Royal Society Open Science
- Discipline: Natural sciences
- Language: English
- Edited by: Wendy Hall

Publication details
- History: 2014–present
- Publisher: Royal Society (United Kingdom)
- Frequency: Upon acceptance
- Open access: Yes
- Impact factor: 2.9 (2024)

Standard abbreviations
- ISO 4: R. Soc. Open Sci.

Indexing
- ISSN: 2054-5703

Links
- Journal homepage;

= Royal Society Open Science =

Royal Society Open Science is a peer-reviewed, open access scientific journal published by the Royal Society since September 2014. Its launch was announced in February 2014.
It covers all scientific fields, operates objective peer review and publishes articles which are scientifically sound, leaving any judgement of impact to the reader. As of 2022, the editor-in-chief, Wendy Hall, is supported by a team of subject editors and associate editors. Commissioning and peer review for the chemistry section of the journal is managed by the Royal Society of Chemistry. The journal offers Registered Reports across all subject disciplines, and Replications as a formal article type in the Psychology and Cognitive Neuroscience Section (as of 2019), though the journal welcomes replications in other disciplines, too. In 2021, the journal launched a new 'Science, Society and Policy' section of the journal.

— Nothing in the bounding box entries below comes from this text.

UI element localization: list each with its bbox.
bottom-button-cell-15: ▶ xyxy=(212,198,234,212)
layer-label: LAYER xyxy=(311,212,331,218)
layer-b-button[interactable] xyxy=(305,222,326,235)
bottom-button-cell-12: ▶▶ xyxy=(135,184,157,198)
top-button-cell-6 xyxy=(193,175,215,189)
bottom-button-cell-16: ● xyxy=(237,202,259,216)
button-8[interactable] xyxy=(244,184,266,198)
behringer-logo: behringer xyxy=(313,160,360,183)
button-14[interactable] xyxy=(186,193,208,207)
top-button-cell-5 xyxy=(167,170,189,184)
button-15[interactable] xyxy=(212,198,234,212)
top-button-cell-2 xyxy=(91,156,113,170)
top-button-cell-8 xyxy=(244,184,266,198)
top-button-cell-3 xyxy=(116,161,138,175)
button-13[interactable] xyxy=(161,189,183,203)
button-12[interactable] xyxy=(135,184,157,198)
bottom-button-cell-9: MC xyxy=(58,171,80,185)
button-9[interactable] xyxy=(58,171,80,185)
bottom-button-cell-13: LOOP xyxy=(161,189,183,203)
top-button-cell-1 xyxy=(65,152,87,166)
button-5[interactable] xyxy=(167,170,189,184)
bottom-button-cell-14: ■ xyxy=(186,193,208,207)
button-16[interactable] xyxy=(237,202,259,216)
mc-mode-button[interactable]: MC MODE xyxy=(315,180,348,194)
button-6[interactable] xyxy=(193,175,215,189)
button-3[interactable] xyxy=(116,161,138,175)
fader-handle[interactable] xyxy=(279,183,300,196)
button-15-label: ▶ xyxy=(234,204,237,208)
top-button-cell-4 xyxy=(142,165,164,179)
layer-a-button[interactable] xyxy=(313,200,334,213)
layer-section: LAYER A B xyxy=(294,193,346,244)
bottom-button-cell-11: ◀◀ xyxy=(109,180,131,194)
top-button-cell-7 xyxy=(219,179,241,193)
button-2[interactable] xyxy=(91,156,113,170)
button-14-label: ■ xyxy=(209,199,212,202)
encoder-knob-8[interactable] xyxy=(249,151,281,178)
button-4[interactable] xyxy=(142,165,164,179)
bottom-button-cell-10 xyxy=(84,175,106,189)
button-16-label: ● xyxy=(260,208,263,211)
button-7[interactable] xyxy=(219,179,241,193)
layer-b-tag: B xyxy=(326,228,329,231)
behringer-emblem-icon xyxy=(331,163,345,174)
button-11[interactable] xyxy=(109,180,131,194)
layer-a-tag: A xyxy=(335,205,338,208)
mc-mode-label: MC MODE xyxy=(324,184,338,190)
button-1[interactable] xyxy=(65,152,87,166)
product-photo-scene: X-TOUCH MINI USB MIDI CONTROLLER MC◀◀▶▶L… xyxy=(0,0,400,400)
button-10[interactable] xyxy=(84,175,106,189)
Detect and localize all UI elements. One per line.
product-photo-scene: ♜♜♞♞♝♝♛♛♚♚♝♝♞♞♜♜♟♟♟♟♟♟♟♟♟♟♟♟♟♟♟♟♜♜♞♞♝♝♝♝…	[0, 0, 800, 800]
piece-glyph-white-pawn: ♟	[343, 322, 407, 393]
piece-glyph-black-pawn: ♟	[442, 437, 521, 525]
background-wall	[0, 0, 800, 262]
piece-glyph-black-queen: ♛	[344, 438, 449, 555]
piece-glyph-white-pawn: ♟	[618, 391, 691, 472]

Articles published in Royal Society Open Science are regularly covered in the mainstream media, such as BBC News and The Independent.

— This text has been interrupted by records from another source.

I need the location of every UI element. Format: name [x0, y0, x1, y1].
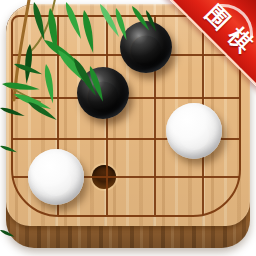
- bamboo-icon: [0, 0, 170, 256]
- white-stone: ●: [166, 103, 222, 159]
- go-app-icon-screenshot: ●●●● 围 棋: [0, 0, 256, 256]
- white-stone-glyph: ●: [177, 111, 212, 151]
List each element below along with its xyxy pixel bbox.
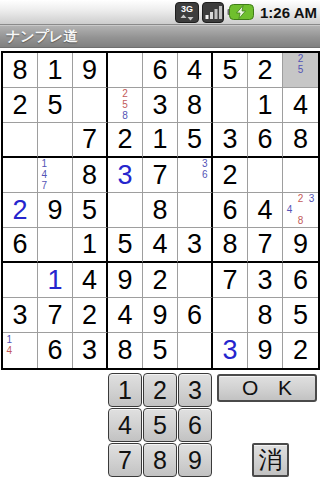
cell-r4c3[interactable]: 8 bbox=[73, 158, 108, 193]
cell-r6c3[interactable]: 1 bbox=[73, 228, 108, 263]
number-pad: 123456789 bbox=[108, 373, 212, 477]
given-digit: 4 bbox=[117, 302, 132, 329]
cell-r8c2[interactable]: 7 bbox=[38, 298, 73, 333]
given-digit: 9 bbox=[152, 302, 167, 329]
given-digit: 9 bbox=[82, 57, 97, 84]
given-digit: 8 bbox=[187, 92, 202, 119]
given-digit: 5 bbox=[82, 197, 97, 224]
given-digit: 8 bbox=[82, 162, 97, 189]
svg-text:3G: 3G bbox=[181, 4, 193, 14]
cell-r4c2[interactable]: 147 bbox=[38, 158, 73, 193]
given-digit: 3 bbox=[12, 302, 27, 329]
cell-r1c5[interactable]: 6 bbox=[143, 53, 178, 88]
given-digit: 2 bbox=[82, 302, 97, 329]
numpad-key-4[interactable]: 4 bbox=[108, 408, 142, 442]
given-digit: 2 bbox=[222, 162, 237, 189]
cell-r7c6[interactable] bbox=[178, 263, 213, 298]
ok-button[interactable]: O K bbox=[217, 374, 317, 402]
cell-r5c8[interactable]: 4 bbox=[248, 193, 283, 228]
cell-r9c8[interactable]: 9 bbox=[248, 333, 283, 368]
given-digit: 7 bbox=[222, 267, 237, 294]
cell-r2c6[interactable]: 8 bbox=[178, 88, 213, 123]
battery-charging-icon bbox=[227, 4, 254, 20]
given-digit: 2 bbox=[152, 267, 167, 294]
sudoku-board: 8196452252525838147215368147837362295864… bbox=[1, 51, 320, 370]
cell-r6c6[interactable]: 3 bbox=[178, 228, 213, 263]
erase-button[interactable]: 消 bbox=[252, 443, 289, 477]
app-title: ナンプレ道 bbox=[0, 28, 77, 46]
cell-r5c5[interactable]: 8 bbox=[143, 193, 178, 228]
cell-r4c9[interactable] bbox=[283, 158, 318, 193]
cell-r1c9[interactable]: 25 bbox=[283, 53, 318, 88]
given-digit: 6 bbox=[257, 126, 272, 153]
cell-r3c3[interactable]: 7 bbox=[73, 123, 108, 158]
cell-r4c4[interactable]: 3 bbox=[108, 158, 143, 193]
given-digit: 9 bbox=[293, 231, 308, 258]
pencil-marks: 2348 bbox=[284, 194, 317, 226]
cell-r9c3[interactable]: 3 bbox=[73, 333, 108, 368]
cell-r5c1[interactable]: 2 bbox=[3, 193, 38, 228]
cell-r7c2[interactable]: 1 bbox=[38, 263, 73, 298]
given-digit: 8 bbox=[117, 337, 132, 364]
cell-r8c1[interactable]: 3 bbox=[3, 298, 38, 333]
given-digit: 4 bbox=[293, 92, 308, 119]
cell-r8c9[interactable]: 5 bbox=[283, 298, 318, 333]
cell-r6c8[interactable]: 7 bbox=[248, 228, 283, 263]
cell-r5c3[interactable]: 5 bbox=[73, 193, 108, 228]
user-digit: 3 bbox=[117, 162, 132, 189]
numpad-key-2[interactable]: 2 bbox=[143, 373, 177, 407]
numpad-key-8[interactable]: 8 bbox=[143, 443, 177, 477]
given-digit: 8 bbox=[152, 197, 167, 224]
given-digit: 7 bbox=[257, 231, 272, 258]
cell-r9c2[interactable]: 6 bbox=[38, 333, 73, 368]
given-digit: 5 bbox=[222, 57, 237, 84]
given-digit: 2 bbox=[12, 92, 27, 119]
cell-r1c2[interactable]: 1 bbox=[38, 53, 73, 88]
cell-r6c7[interactable]: 8 bbox=[213, 228, 248, 263]
given-digit: 5 bbox=[187, 126, 202, 153]
user-digit: 1 bbox=[47, 267, 62, 294]
cell-r2c8[interactable]: 1 bbox=[248, 88, 283, 123]
cell-r1c7[interactable]: 5 bbox=[213, 53, 248, 88]
cell-r5c7[interactable]: 6 bbox=[213, 193, 248, 228]
cell-r7c1[interactable] bbox=[3, 263, 38, 298]
cell-r4c6[interactable]: 36 bbox=[178, 158, 213, 193]
cell-r8c3[interactable]: 2 bbox=[73, 298, 108, 333]
numpad-key-6[interactable]: 6 bbox=[178, 408, 212, 442]
given-digit: 3 bbox=[82, 337, 97, 364]
cell-r3c5[interactable]: 1 bbox=[143, 123, 178, 158]
given-digit: 9 bbox=[257, 337, 272, 364]
cell-r8c5[interactable]: 9 bbox=[143, 298, 178, 333]
cell-r1c4[interactable] bbox=[108, 53, 143, 88]
given-digit: 7 bbox=[152, 162, 167, 189]
cell-r3c7[interactable]: 3 bbox=[213, 123, 248, 158]
cell-r1c8[interactable]: 2 bbox=[248, 53, 283, 88]
given-digit: 8 bbox=[257, 302, 272, 329]
user-digit: 3 bbox=[222, 337, 237, 364]
cell-r6c1[interactable]: 6 bbox=[3, 228, 38, 263]
given-digit: 9 bbox=[47, 197, 62, 224]
given-digit: 5 bbox=[293, 302, 308, 329]
given-digit: 6 bbox=[187, 302, 202, 329]
signal-strength-icon bbox=[202, 2, 224, 23]
cell-r2c7[interactable] bbox=[213, 88, 248, 123]
given-digit: 6 bbox=[293, 267, 308, 294]
cell-r3c6[interactable]: 5 bbox=[178, 123, 213, 158]
cell-r7c7[interactable]: 7 bbox=[213, 263, 248, 298]
cell-r5c4[interactable] bbox=[108, 193, 143, 228]
cell-r2c5[interactable]: 3 bbox=[143, 88, 178, 123]
cell-r3c4[interactable]: 2 bbox=[108, 123, 143, 158]
cell-r9c5[interactable]: 5 bbox=[143, 333, 178, 368]
cell-r9c1[interactable]: 14 bbox=[3, 333, 38, 368]
cell-r7c4[interactable]: 9 bbox=[108, 263, 143, 298]
cell-r5c2[interactable]: 9 bbox=[38, 193, 73, 228]
numpad-key-5[interactable]: 5 bbox=[143, 408, 177, 442]
status-bar: 3G 1:26 AM bbox=[0, 0, 320, 25]
given-digit: 3 bbox=[222, 126, 237, 153]
cell-r3c2[interactable] bbox=[38, 123, 73, 158]
pencil-marks: 14 bbox=[4, 334, 36, 367]
given-digit: 1 bbox=[257, 92, 272, 119]
given-digit: 7 bbox=[47, 302, 62, 329]
given-digit: 5 bbox=[47, 92, 62, 119]
given-digit: 3 bbox=[187, 231, 202, 258]
given-digit: 2 bbox=[257, 57, 272, 84]
cell-r9c4[interactable]: 8 bbox=[108, 333, 143, 368]
cell-r3c9[interactable]: 8 bbox=[283, 123, 318, 158]
cell-r8c7[interactable] bbox=[213, 298, 248, 333]
given-digit: 9 bbox=[117, 267, 132, 294]
given-digit: 6 bbox=[222, 197, 237, 224]
given-digit: 8 bbox=[12, 57, 27, 84]
pencil-marks: 147 bbox=[39, 159, 71, 191]
given-digit: 1 bbox=[152, 126, 167, 153]
numpad-key-9[interactable]: 9 bbox=[178, 443, 212, 477]
cell-r9c6[interactable] bbox=[178, 333, 213, 368]
given-digit: 6 bbox=[12, 231, 27, 258]
pencil-marks: 25 bbox=[284, 54, 317, 86]
cell-r4c1[interactable] bbox=[3, 158, 38, 193]
given-digit: 6 bbox=[47, 337, 62, 364]
given-digit: 6 bbox=[152, 57, 167, 84]
given-digit: 2 bbox=[293, 337, 308, 364]
numpad-key-7[interactable]: 7 bbox=[108, 443, 142, 477]
pencil-marks: 258 bbox=[109, 89, 141, 121]
given-digit: 3 bbox=[257, 267, 272, 294]
cell-r8c6[interactable]: 6 bbox=[178, 298, 213, 333]
cell-r6c4[interactable]: 5 bbox=[108, 228, 143, 263]
given-digit: 4 bbox=[152, 231, 167, 258]
cell-r3c8[interactable]: 6 bbox=[248, 123, 283, 158]
user-digit: 2 bbox=[12, 197, 27, 224]
cell-r2c1[interactable]: 2 bbox=[3, 88, 38, 123]
cell-r1c3[interactable]: 9 bbox=[73, 53, 108, 88]
cell-r6c9[interactable]: 9 bbox=[283, 228, 318, 263]
given-digit: 7 bbox=[82, 126, 97, 153]
cell-r8c8[interactable]: 8 bbox=[248, 298, 283, 333]
given-digit: 2 bbox=[117, 126, 132, 153]
cell-r2c4[interactable]: 258 bbox=[108, 88, 143, 123]
title-bar: ナンプレ道 bbox=[0, 25, 320, 48]
cell-r4c8[interactable] bbox=[248, 158, 283, 193]
clock: 1:26 AM bbox=[260, 4, 317, 21]
cell-r2c3[interactable] bbox=[73, 88, 108, 123]
given-digit: 8 bbox=[222, 231, 237, 258]
cell-r1c6[interactable]: 4 bbox=[178, 53, 213, 88]
given-digit: 1 bbox=[47, 57, 62, 84]
given-digit: 4 bbox=[187, 57, 202, 84]
cell-r7c3[interactable]: 4 bbox=[73, 263, 108, 298]
cell-r4c7[interactable]: 2 bbox=[213, 158, 248, 193]
pencil-marks: 36 bbox=[179, 159, 210, 191]
cell-r6c2[interactable] bbox=[38, 228, 73, 263]
given-digit: 4 bbox=[257, 197, 272, 224]
cell-r3c1[interactable] bbox=[3, 123, 38, 158]
cell-r7c5[interactable]: 2 bbox=[143, 263, 178, 298]
cell-r8c4[interactable]: 4 bbox=[108, 298, 143, 333]
mobile-3g-icon: 3G bbox=[175, 2, 199, 23]
cell-r1c1[interactable]: 8 bbox=[3, 53, 38, 88]
cell-r5c6[interactable] bbox=[178, 193, 213, 228]
numpad-key-3[interactable]: 3 bbox=[178, 373, 212, 407]
numpad-key-1[interactable]: 1 bbox=[108, 373, 142, 407]
given-digit: 3 bbox=[152, 92, 167, 119]
given-digit: 8 bbox=[293, 126, 308, 153]
given-digit: 5 bbox=[117, 231, 132, 258]
cell-r5c9[interactable]: 2348 bbox=[283, 193, 318, 228]
cell-r9c7[interactable]: 3 bbox=[213, 333, 248, 368]
given-digit: 4 bbox=[82, 267, 97, 294]
cell-r7c9[interactable]: 6 bbox=[283, 263, 318, 298]
cell-r2c2[interactable]: 5 bbox=[38, 88, 73, 123]
cell-r6c5[interactable]: 4 bbox=[143, 228, 178, 263]
cell-r4c5[interactable]: 7 bbox=[143, 158, 178, 193]
cell-r2c9[interactable]: 4 bbox=[283, 88, 318, 123]
given-digit: 5 bbox=[152, 337, 167, 364]
given-digit: 1 bbox=[82, 231, 97, 258]
cell-r9c9[interactable]: 2 bbox=[283, 333, 318, 368]
cell-r7c8[interactable]: 3 bbox=[248, 263, 283, 298]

The journal is indexed by a number of services, including PubMed, PubMed Central, Scopus, the Directory of Open Access Journals (DOAJ) and the Astrophysics Data System. The journal has been awarded a DOAJ Seal, demonstrating its commitment to best practice in open access publishing.

After an article is accepted, authors must pay an article processing charge to see the article published. The fee, as of January 2024, is GBP 1400, or USD 1960, or EUR 1680. The journal offers a number of article processing charge waivers.